アニエスは懸命に平静を装ったが、その声は震え、瞳にはすでに涙が溜まっていた。



 「それでね…僕、アニエスにお願いしたいことがあるんだ。」

 「……何かしら?」

 「僕と結婚して下さい。」

 「……ミカエル……今、なんて?」

アニエスはわけがわからず、戸惑いと不安の入り混じった顔で、ミカエルに問いかけた。



 「だから……結婚してほしいって言ったんだよ。

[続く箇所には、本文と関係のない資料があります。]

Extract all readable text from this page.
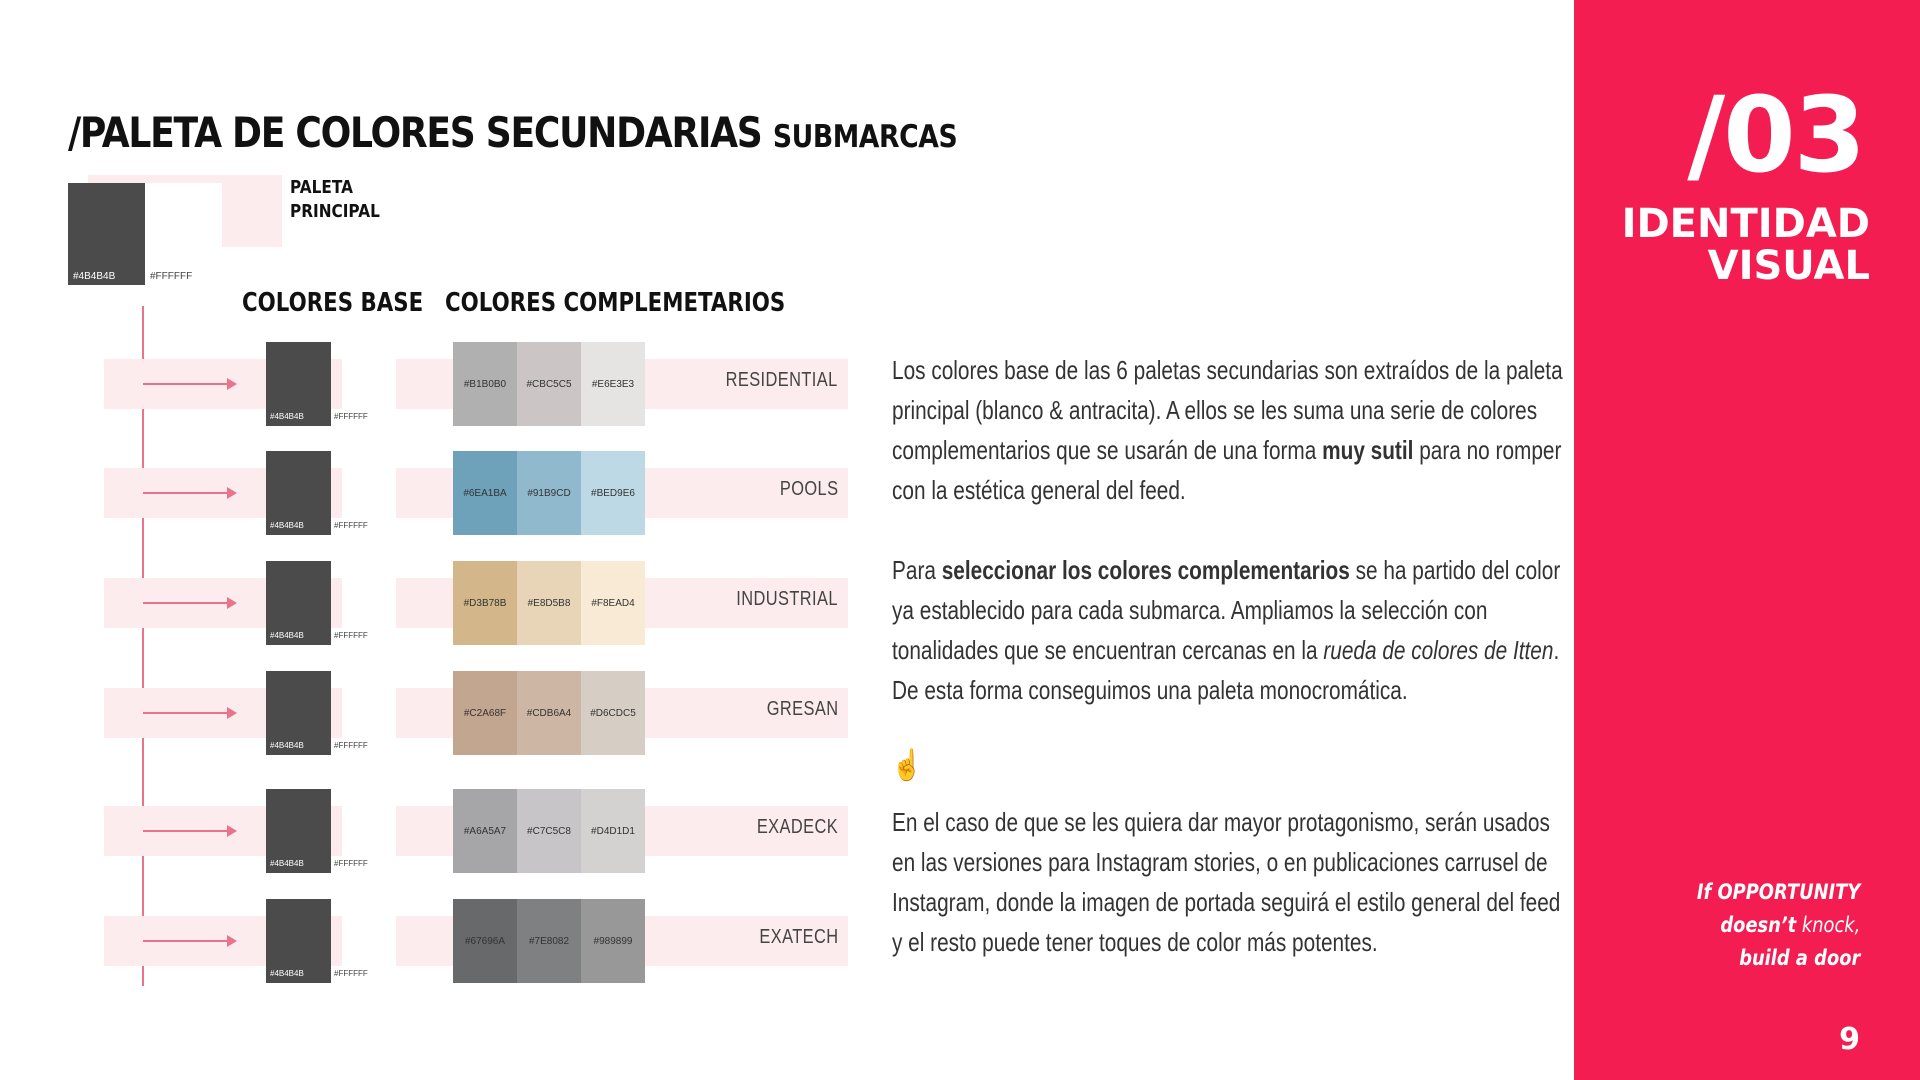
/PALETA DE COLORES SECUNDARIAS SUBMARCAS
#4B4B4B	#FFFFFF
PALETA
PRINCIPAL
COLORES BASE COLORES COMPLEMETARIOS
#4B4B4B	#FFFFFF
#B1B0B0 #CBC5C5 #E6E3E3	RESIDENTIAL
#4B4B4B	#FFFFFF
#6EA1BA #91B9CD #BED9E6	POOLS
#4B4B4B	#FFFFFF
#D3B78B #E8D5B8 #F8EAD4	INDUSTRIAL
#4B4B4B	#FFFFFF
#C2A68F #CDB6A4 #D6CDC5	GRESAN
#4B4B4B	#FFFFFF
#A6A5A7 #C7C5C8 #D4D1D1	EXADECK
#4B4B4B	#FFFFFF
#67696A #7E8082 #989899	EXATECH

Los colores base de las 6 paletas secundarias son extraídos de la paleta principal (blanco & antracita). A ellos se les suma una serie de colores complementarios que se usarán de una forma muy sutil para no romper con la estética general del feed.

Para seleccionar los colores complementarios se ha partido del color ya establecido para cada submarca. Ampliamos la selección con tonalidades que se encuentran cercanas en la rueda de colores de Itten. De esta forma conseguimos una paleta monocromática.

☝

En el caso de que se les quiera dar mayor protagonismo, serán usados en las versiones para Instagram stories, o en publicaciones carrusel de Instagram, donde la imagen de portada seguirá el estilo general del feed y el resto puede tener toques de color más potentes.

/03
IDENTIDAD
VISUAL
If OPPORTUNITY
doesn’t knock,
build a door
9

」

 「でも、あの話はなかったことにって……」

ミカエルは微笑み、アニエスの手にそっと自分の手を重ねた。



 「今までの僕は、自分の過去に怯えてばかりで、正直、自分の殻に閉じこもってるようなところがあったんだ。
だけど、こないだの君の話で、僕はこうして前に踏み出すことが出来た。
 君は僕のことを愛しているし、信じてるって言ってくれたよね。
 愛と信頼さえあれば、それで良いんだって……
あの言葉が、あの日から妙に心に残って……
そして、改めて気付いたんだ。
 僕も、君のことを愛しているし、心から信頼してる。
どこの誰ともわからない僕を助け、そしてずっと面倒をみてくれた。
 君以上に信頼出来る人はこの世にいないよ。」

 「でも…だったら、なぜ……」

ミカエルは子供のような無邪気な顔で小さく笑う。